City officials were unable to make a decision Tuesday night when it came to purchasing the Social Security building as the new home for McMinnville Police Department.
An inability to make a decision – coupled with complaints from local residents – ended with the offer being withdrawn by property owner Jerry Williamson.
“Apparently, this is not going to work,” said Williamson. “I would like to withdraw my offer to the city at this time. I didn’t want to cause this. It’s just not worth it.”
The property that was under consideration is located across from Walmart and is currently being used as the Social Security office. At a price of $650,000, the deal included building a 1,200-square-foot courtroom, more restrooms, and paving the parking lot.
The beginning of the end began when Building and Grounds Committee members met to consider the offer Tuesday after touring the property, but were unable to reach a consensus between buying it or renovating the Blue Building, a property the city already owns, and moving the department back there. The police department had been located at the Blue Building for decades before moving to Red Road in 2009.
On the committee are Aldermen Junior Medley, Rick Barnes and Billy Wood. While Medley voiced his decision to purchase the Williamson property, Barnes was in favor of renovating the Blue Building.
“I move that we renovate the Blue Building for the police department,” said Barnes.
The motion failed due to lack of a second.
Wood, who would have been the deciding vote on the three-member committee, refused to vote. He is part owner of the property where the police department currently resides.
“When it comes to this particular issue, I will have to abstain from the vote,” said Wood. “I can express my opinion though. People think fondly of the Blue Building. If you are going to spend $1 million, it would make sense to spent it on property you’ve got.”
With Medley and Barnes unable to agree and Wood’s view not helping to unlock the stalemate, Medley said the issue should be sent to the full board. However, no motion was made.
“This board, obviously, is incapable of making a decision,” Medley said. “We’ve been talking about this for two years, since the day I got here. I would rather send this to the full board, but that’s not happening.”
Alderman Clair Cochran recommended the committee delay discussing the situation until after the November election and new committee members can be assigned.
“With the election coming up, the committees will be shuffled,” she said. “The mayor can re-appoint Mr. Wood so there is not a conflict of interest.”
The mayor has the authority to change members of committees around during his term, as well as after elections to assign new members on the board to specific committees.
While officials appeared unable to decide, local residents were more decisive. Connie Smith, who lives close to the Williamson property, says the majority of people she has spoken to do not want the police department in their neighborhood.
“About 80 percent don’t want it there because it is already difficult to get out of North Hills Drive onto Old Smithville Highway,” said Smith. “Most are of the opinion the department should move back to the Blue Building.”
Joe Shelton Jr., says he feels officials dismissed several offers that were made before Williamson’s offer without giving them genuine consideration, which included his offer, and they are not putting enough thought into the Williamson property.

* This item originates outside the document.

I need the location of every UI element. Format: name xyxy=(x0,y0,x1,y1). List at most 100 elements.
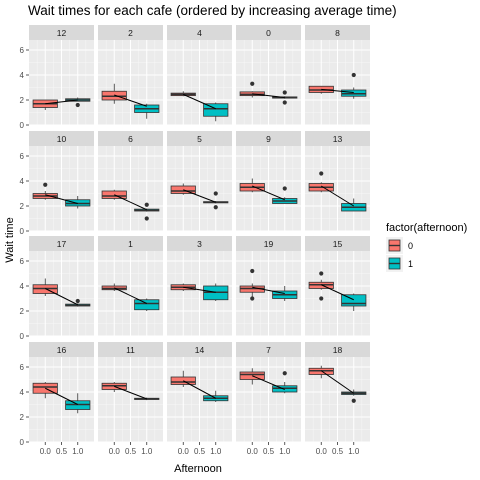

“I would like for someone to tell me that my property on Sparta Street doesn’t best any property that’s around, as far as location, size, the whole nine yards,” Shelton said. “Regardless of whether you buy our property or someone else’s property, buying a piece of property that you will outgrow as soon as you move in just seems ludicrous.”
After the meeting, Medley denied the allegation that prior offers received by the city were rejected without consideration.
“We looked at each offer that came into the city,” Medley said. “None of them were as good as the Williamson offer. It was the best offer financially, as well as in location, size and the condition of the building. I want you to quote me on that.”
When questioned why he singled out the “board” as unable to make a decision and why he did not vote to send the measure to the full board for its consideration, Medley said he was asked not to send it.
“I was asked not to send it to the board by the mayor,” said Medley. “Maybe the next board will be able to make a decision. This one can’t. I just don’t know why it can’t.”
Rone denies saying not to send the matter to the full board.
“I asked Junior what he thought was going to happen with him and Rick on different sides of this thing and Billy not voting,” Rone said. “He mentioned sending it to the board. I told him I don’t think it wouldn’t do any good to send it to the board. This is a dead issue in my opinion.”
Medley says he wanted to buy Williamson’s property because he felt board members did not want to build a new facility or buy a building that needed renovation.
“This building was almost turn-key ready,” Medley said. “What needed to be done, Jerry was willing to do for us. I thought that’s what they wanted. They rejected ideas to build a new facility or renovate an existing building. What’s left, if not buy a property that’s ready for the department to move into?”
Until a decision can be reached, McMinnville Police Department will remain on Red Road.